According to the Joint Committee’s report, only 3 percent of small business owners actually fall into the top tax brackets, so only 3 percent of small business owners -- those who earn the most -- would be affected if the cuts for the top 2 percent were to expire on schedule.
But that’s not the whole story. Again, adding a trillion dollars to the national debt over the next decade threatens to push up interest rates and that would truly harm, rather than help, legitimate small businesses.
6. You Call This Stimulus?
The best and worst argument for keeping the cuts on the highest earners in place is that they’d stimulate the economy.

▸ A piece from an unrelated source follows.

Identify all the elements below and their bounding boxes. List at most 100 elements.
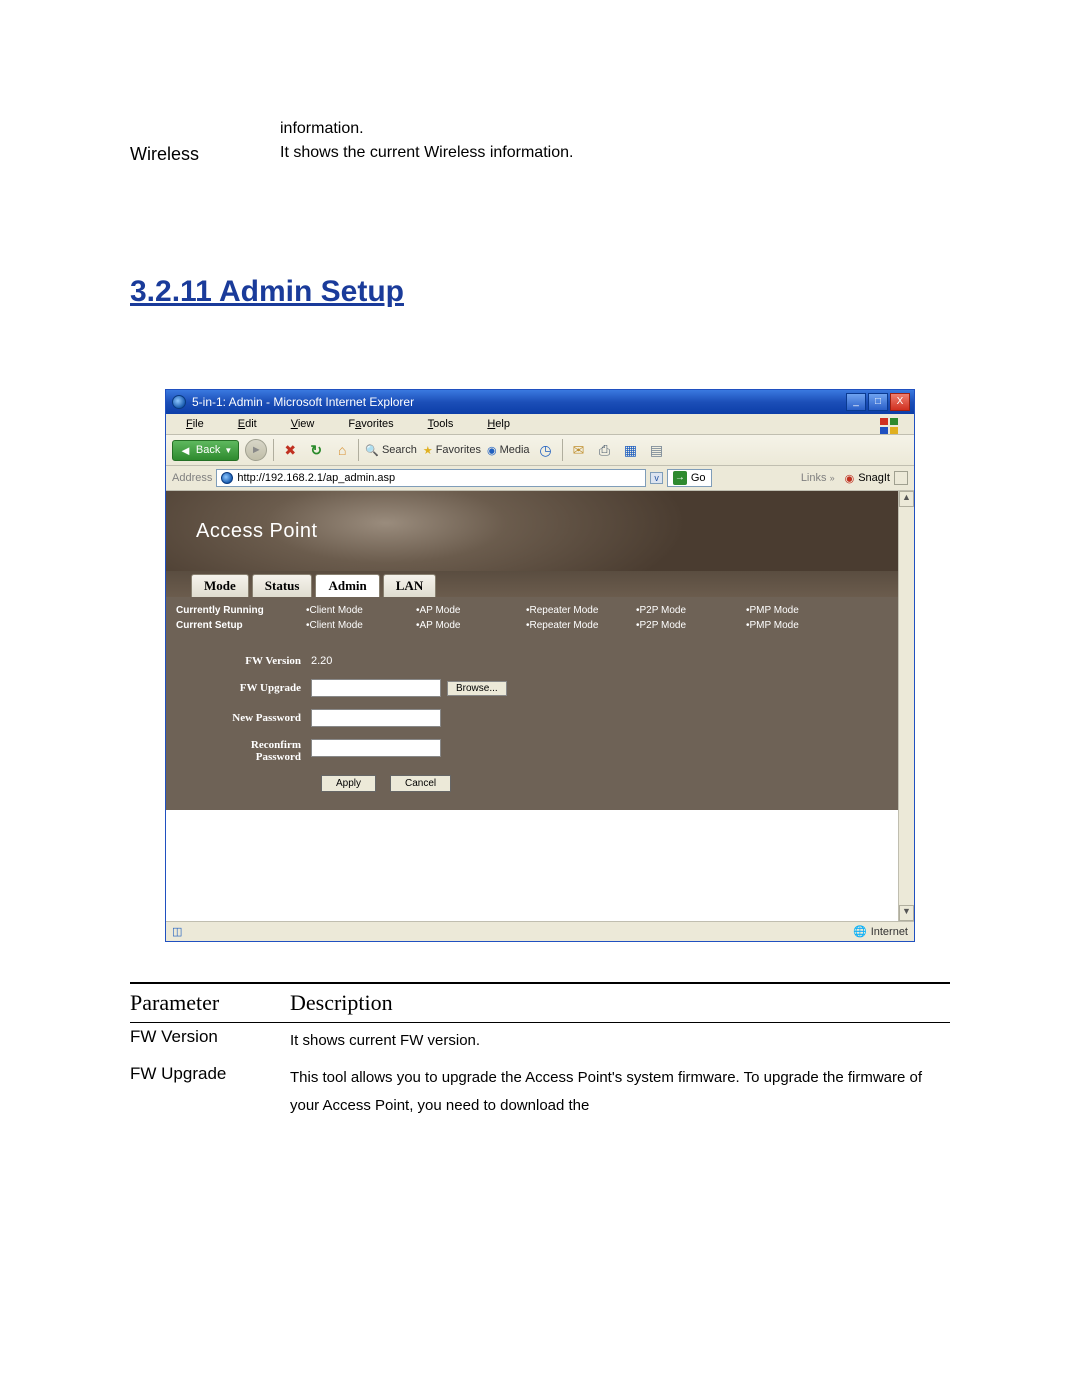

It’s the best argument because it at least acknowledges that we have a real problem in our labor market, and that reduced consumption is central to that problem. That’s a refreshing break from the conservative blather about businesses not investing because they’re “uncertain” about government regulations to come.
It’s the worst argument because the cuts -- skewed toward the wealthy (whom we know will simply bank the cash) -- represent the worst bang-for-the-buck of any possible measure to stimulate the economy. According to the Congressional Budget Office, extending all of the cuts (they didn’t analyze the impact of extending only the “middle class” relief) would result in just 10-40 cents of stimulus effect for every dollar in lost revenue.
As William Gale wrote in the Washington Post, “of 11 potential stimulus policies the CBO recently examined, an extension of all of the Bush tax cuts ties for lowest bang for the buck." He continued:
The government could more effectively stimulate the economy by letting the high-income tax cuts expire and using the money for aid to the states, extensions of unemployment insurance benefits and tax credits favoring job creation. Dollar for dollar, each of these measures would have about three times the impact on GDP as continuing the Bush tax cuts.
Spending money to kick-start the economy now and worrying about the deficit later is sound thinking. Taking on a trillion dollars in debt to get a fraction of that amount of stimulus is not.
The Bigger Picture
Those are just the specifics of what’s being lost in the hubbub. Context matters, and to give you a sense of how depraved our economic discourse is, one need only contrast how our budget deficits are being spun as an imminent economic disaster. Washington is telling us that we have to suffer some painful “entitlement reform” to right the ship -- yet according to the CPBB, extending Bush’s tax cuts over the next 75 years would cost the same amount of revenue as the entirety of Social Security’s long-term “budget gap.”